Allow me to parade for you in this high level of swooshy-ness with a twirl enticing dress! I made this Ogden hack early in the summer.
I briefly aimed to post about it in August, as True Bias declared it Ogden month so I thought I would grab the opportunity to be accidentally in stride with an Organised Thing in the sewing community at the eleventh hour. However, I have been somewhat lacking in enthusiasm to be massively present in any of my online spaces, so the finished post stayed in my drafts. The ongoing… well, everything that 2020 has been and continues to be, has started to dilute the meaning and usefulness of the things I would ordinary want to share on there. Save from yelling at nazi’s and yelling into a void respectively I haven’t been able to muster much motivation for other things. I recognize where such thought patterns can lead to though, and I don’t think it’s all together that helpful way of being either. So here I am, still tired and in a mood to yell, but ready to post. A bit later than intended but perhaps that suits me better anyway…let’s call it brand consistency.

So about that dress…
I used the Ogden cami as a base to hack this gathered tier dress. This is actually the second time I’m hacking the Ogden into a dress, although I have never just made the top as it is. My first go at it was last year in the summer when I hacked it into a slip dress. If you can’t remember that particular project, well, you are correct as it never made it onto the blog or any of my other social media channels. I went through a couple of months where I wasn’t very much feeling like posting photos of myself online, and additionally I wasn’t 100% happy with the neckline which I felt I had to tackle that before posting. The neckline has since been fixed – albeit without resulting in a blogpost, as you may have noticed. I am mentioning that first go at sewing this pattern anyhow, because it made me aware of some of the things I wanted to change in future use.
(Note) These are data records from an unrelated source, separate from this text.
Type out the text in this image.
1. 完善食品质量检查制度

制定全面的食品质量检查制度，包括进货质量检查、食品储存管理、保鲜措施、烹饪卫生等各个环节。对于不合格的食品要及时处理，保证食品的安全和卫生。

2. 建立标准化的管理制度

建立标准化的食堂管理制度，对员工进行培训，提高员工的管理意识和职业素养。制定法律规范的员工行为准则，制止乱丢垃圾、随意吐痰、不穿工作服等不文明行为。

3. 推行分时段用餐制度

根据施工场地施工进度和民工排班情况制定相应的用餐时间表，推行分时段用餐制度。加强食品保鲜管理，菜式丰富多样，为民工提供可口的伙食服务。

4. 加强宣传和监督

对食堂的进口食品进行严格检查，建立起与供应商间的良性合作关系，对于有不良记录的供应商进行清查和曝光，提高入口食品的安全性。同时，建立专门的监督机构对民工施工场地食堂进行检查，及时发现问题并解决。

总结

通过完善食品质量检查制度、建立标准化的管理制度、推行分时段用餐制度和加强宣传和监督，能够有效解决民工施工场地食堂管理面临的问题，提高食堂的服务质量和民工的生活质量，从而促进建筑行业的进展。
First among those changes was the neckline construction. The pattern as written lets you finish it with a neckline facing. I stitched it down in the ditch of the side seams on the advise of several bloggers when I first tackled this pattern, but still it didn’t drape as cleanly as I hoped. I haven’t read about too many people having issues with it so I think this is not a community shared problem, but the method doesn’t have my favour. I’m not usually against facings, so that was surprising. I think part of the issue is my bust size, and the facing being not super short but also not long enough to cover my entire bust, so just pushes it upwards. So for this version I had already decided to line the entire bodice, which I think also helps the bodice carry so much skirt. I actually think that if I ever just make the top I would either line it as well, or considerably lengthen the facing.

The second, and most visually obvious change is that I hacked it into a gathered tier dress. It is a pretty straightforward hack, but I later saw that True Bias has written a tutorial on how to hack the cami into a gathered dress on their website which makes it even more easy to do. The first step is to shorten the bodice. To decide the length I wanted, I held the pattern piece on a gathered dress I liked, aligned at the armholes, added seam allowance and went with that. Cutting it I tried to mimic the curve of the cami, but honestly eyeballed that part. I lined the bodice and could just about squeeze it out of the same fabric. I couldn’t do it on the fold so both lining pieces have a seam in the middle, but for the inside of the garment that doesn’t bother me the slightest.
I decided I wanted to turn this into a tier dress to make my pirouettes extra impressive. I took a few minutes to go online and look at some tier dresses before I cut the fabric for mine to decide how I wanted them to look and which proportions to go for. I’m glad that I did, because my initial idea was to go with one big piece and a small frilly second tier, but looking at some dresses I realised I preferred two bigger pieces, about equal-ish in length. So that’s what I did; I cut out two rectangles, with one wider than the other. Finally, I added in-seam pockets
The fit is quite loose, meaning I can comfortably wear it over a t-shirt like in the photos, but it also the perfect loose, lightweight thing to wear on its own in heatwave weather when you don’t really want anything to touch you body (We’ve had a lot of those in August!). On chillier summer days I enjoyed wearing it with my driftless and other longer cardigans to really crank up the maxiness and cozyness of the outfit.
The fabric is a lightweight viscose that I had in my stash for some time. I had a little under 2.5 meter and I pretty much used the entire length that I had to make this maxi dress happen.
While the dress has many qualities, being bike friendly is not one of them. Since that is my main manner of transportation, I quickly needed a way to get around that. Simply tying a bit of the dress in a knot with a hair tie does the trick. In that way, the dress doesn’t hang so low and I can freely ride my bike wearing it. The fabric is lightweight enough and not prone to wrinkling, so when you untie it, it just looks normal and you can go about your business.
I’m happy with this make, and the adjustments I made from my previous go at it really improved it’s wearability for me. I could regularly be spotted swooshing around in it this summer. Layered over a tee it inevitably oozes some 90’s vibes, meets Laura Ashley, meets witchy vibes, meets the early 2000 folk scene. Lots of things a younger, closer-to-teenage me was really into, but current me doesn’t mind that textile-based trip down memory lane.